Our Low FODMAP Shrimp Tacos are packed with garlic and chile flavors, but are easy on the FODMAPs, so that you can enjoy your Mexican inspired food without a flare-up. The shrimp get a quick marination in our very own garlic-free Low FODMAP Chipotle Chiles in Adobo, so you do have to make that first. The garlic flavor comes from Low FODMAP Garlic-Infused Oil, made with vegetable oil. This is an easy and fun dinner that can be made in less than 30 minutes, with the ingredients on hand.

Low FODMAP Serving Size Info: Serves 4; 2 tacos per serving

Course: Dinner & Lunch
Cuisine: American, Tex-Mex
Prep Time: 10 minutes
Cook Time: 10 minutes
Total Time: 20 minutes
Makes: 4 Servings
Calories: 417 kcal
Author: Dédé Wilson

Ingredients:

  • 2 tablespoons Low FODMAP Chipotle Chiles in Adobo divided
  • 1 tablespoon honey
  • ¼ teaspoon cumin
  • 1- pound (455 g) medium or large shrimp, peeled and deveined
  • Kosher salt
  • ½ cup (113 g) mayonnaise
  • 2 teaspoons lime juice, divided
  • 2 cups (200 g) shredded green cabbage
  • 1/4 cup chopped scallions, green parts only
  • 2 tablespoons Garlic-Infused Oil, made with vegetable oil, or purchased equivalent
  • 8 corn tortillas
  • Cilantro stems with leaves
  • 2 limes

Preparation:

  1. Stir 1 tablespoon of the Low FODMAP Chipotle Chiles in Adobo, honey and cumin together in a medium sized bowl, then add the shrimp and toss to coat well. Season with salt. Let shrimp sit for a few minutes while you prep the rest of the components.
  2. Stir the mayonnaise together with the remaining Low FODMAP Chipotle Chiles in Adobo and 1 teaspoon lime juice. Taste a season with salt, if desired; set aside.

  3. Toss the cabbage, scallion greens and remaining 1 teaspoon lime juice together in a small mixing bowl. Taste a season with salt, if desired; set aside.
  4. Toast your corn tortillas. You can either place them flat, one at a time, on the surface of a hot nonstick pan, flipping them one, or do what I do and hold them with tongs over an open flame (if you have a gas oven). Either way you just want them charred a little bit here and there. Keep warm while you cook the shrimp.
  5. Heat the oil in a large skillet or wok over high heat. Add the shrimp and toss around just until opaque, which will only be a couple of minutes.
  6. Divide shrimp amongst the tortillas, top with cabbage mixture, drizzle with mayo, garnish with cilantro and serve with extra lime wedges. You are ready to enjoy your Low FODMAP Shrimp Tacos!

Notes:

Tips

FODMAP Information

Our recipes are based on Monash University and FODMAP Friendly science.

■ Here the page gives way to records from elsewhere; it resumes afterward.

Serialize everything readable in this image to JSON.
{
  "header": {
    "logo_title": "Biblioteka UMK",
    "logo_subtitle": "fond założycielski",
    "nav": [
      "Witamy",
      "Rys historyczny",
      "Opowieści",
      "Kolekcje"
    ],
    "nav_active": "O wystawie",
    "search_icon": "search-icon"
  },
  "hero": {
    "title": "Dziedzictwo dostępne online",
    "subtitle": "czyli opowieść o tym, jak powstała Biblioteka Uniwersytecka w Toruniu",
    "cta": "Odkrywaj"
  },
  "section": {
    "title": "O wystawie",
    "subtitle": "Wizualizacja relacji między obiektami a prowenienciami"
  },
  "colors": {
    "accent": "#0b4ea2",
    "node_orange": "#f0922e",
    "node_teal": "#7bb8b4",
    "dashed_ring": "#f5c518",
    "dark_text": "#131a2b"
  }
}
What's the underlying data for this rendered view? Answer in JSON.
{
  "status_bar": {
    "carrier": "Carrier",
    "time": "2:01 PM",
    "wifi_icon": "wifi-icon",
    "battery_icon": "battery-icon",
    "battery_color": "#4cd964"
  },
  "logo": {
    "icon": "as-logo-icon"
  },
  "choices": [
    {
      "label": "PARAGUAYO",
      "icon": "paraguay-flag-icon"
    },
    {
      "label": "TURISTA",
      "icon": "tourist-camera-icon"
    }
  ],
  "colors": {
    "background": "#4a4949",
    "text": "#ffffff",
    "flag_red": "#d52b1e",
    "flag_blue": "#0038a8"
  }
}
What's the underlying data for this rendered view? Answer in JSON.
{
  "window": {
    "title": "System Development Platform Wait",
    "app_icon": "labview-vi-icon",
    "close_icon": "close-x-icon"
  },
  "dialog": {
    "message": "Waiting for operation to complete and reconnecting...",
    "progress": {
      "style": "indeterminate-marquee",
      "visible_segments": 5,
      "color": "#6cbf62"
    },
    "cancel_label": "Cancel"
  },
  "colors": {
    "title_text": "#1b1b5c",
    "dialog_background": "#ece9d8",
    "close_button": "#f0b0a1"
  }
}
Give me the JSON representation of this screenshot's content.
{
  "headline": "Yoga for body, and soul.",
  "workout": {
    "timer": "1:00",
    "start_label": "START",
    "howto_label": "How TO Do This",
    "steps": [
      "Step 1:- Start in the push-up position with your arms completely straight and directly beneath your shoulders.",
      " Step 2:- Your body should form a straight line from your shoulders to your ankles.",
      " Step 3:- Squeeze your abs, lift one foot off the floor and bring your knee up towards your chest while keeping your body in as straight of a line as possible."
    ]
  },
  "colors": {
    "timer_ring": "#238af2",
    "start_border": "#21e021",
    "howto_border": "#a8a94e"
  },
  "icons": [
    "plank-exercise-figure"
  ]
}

  • Cabbage: Both Monash University and FODMAP Friendly have lab tested various cabbages and reported their low FODMAP serving sizes. According to Monash Green Cabbage is low FODMAP in amounts of 75 g (3/4 cup) and Red cabbage is low FODMAP in amounts of 75 g (3/4 cup). According to Monash Savoy cabbage is low FODMAP in amounts of 40 g (1/2 cup). According to FODMAP Friendly Savoy cabbage is low FODMAP in amounts of 75 g (1 cup). According to both Monash and FODMAP Friendly, Napa cabbage is low FODMAP in amounts of 75 g (1 cup).
  • Garlic-Infused Oil: Make your own Garlic-Infused Oil or buy a commercial equivalent for the easiest way to add garlic flavor to your food. Fructans in garlic are not oil-soluble, so garlic-infused oil is low FODMAP.
  • Lime Juice: Monash University has lab tested lime juice and it is low FODMAP in 1 cup (250 g) amounts (double that of lemon juice, as an interesting fact).
  • Scallions: The green parts of scallions are low FODMAP as determined by Monash University lab testing and can be used to add onion flavor to your low FODMAP cooking.

Please always refer to the Monash University & FODMAP Friendly smartphone apps for the most up-to-date lab tested information. As always, your tolerance is what counts; please eat accordingly. The ultimate goal of the low FODMAP diet is to eat as broadly as possible, without triggering symptoms, for the healthiest microbiome.

Nutrition Facts
Low FODMAP Shrimp Tacos
Amount Per Serving
Calories 417 Calories from Fat 279
% Daily Value*
Fat 31g48%
Saturated Fat 4g20%
Cholesterol 12mg4%
Sodium 212mg9%
Potassium 131mg4%
Carbohydrates 35g12%
Fiber 4g16%
Sugar 6g7%
Protein 4g8%
Vitamin A 36IU1%
Vitamin C 10mg12%
Calcium 53mg5%
Iron 1mg6%
* Percent Daily Values are based on a 2000 calorie diet.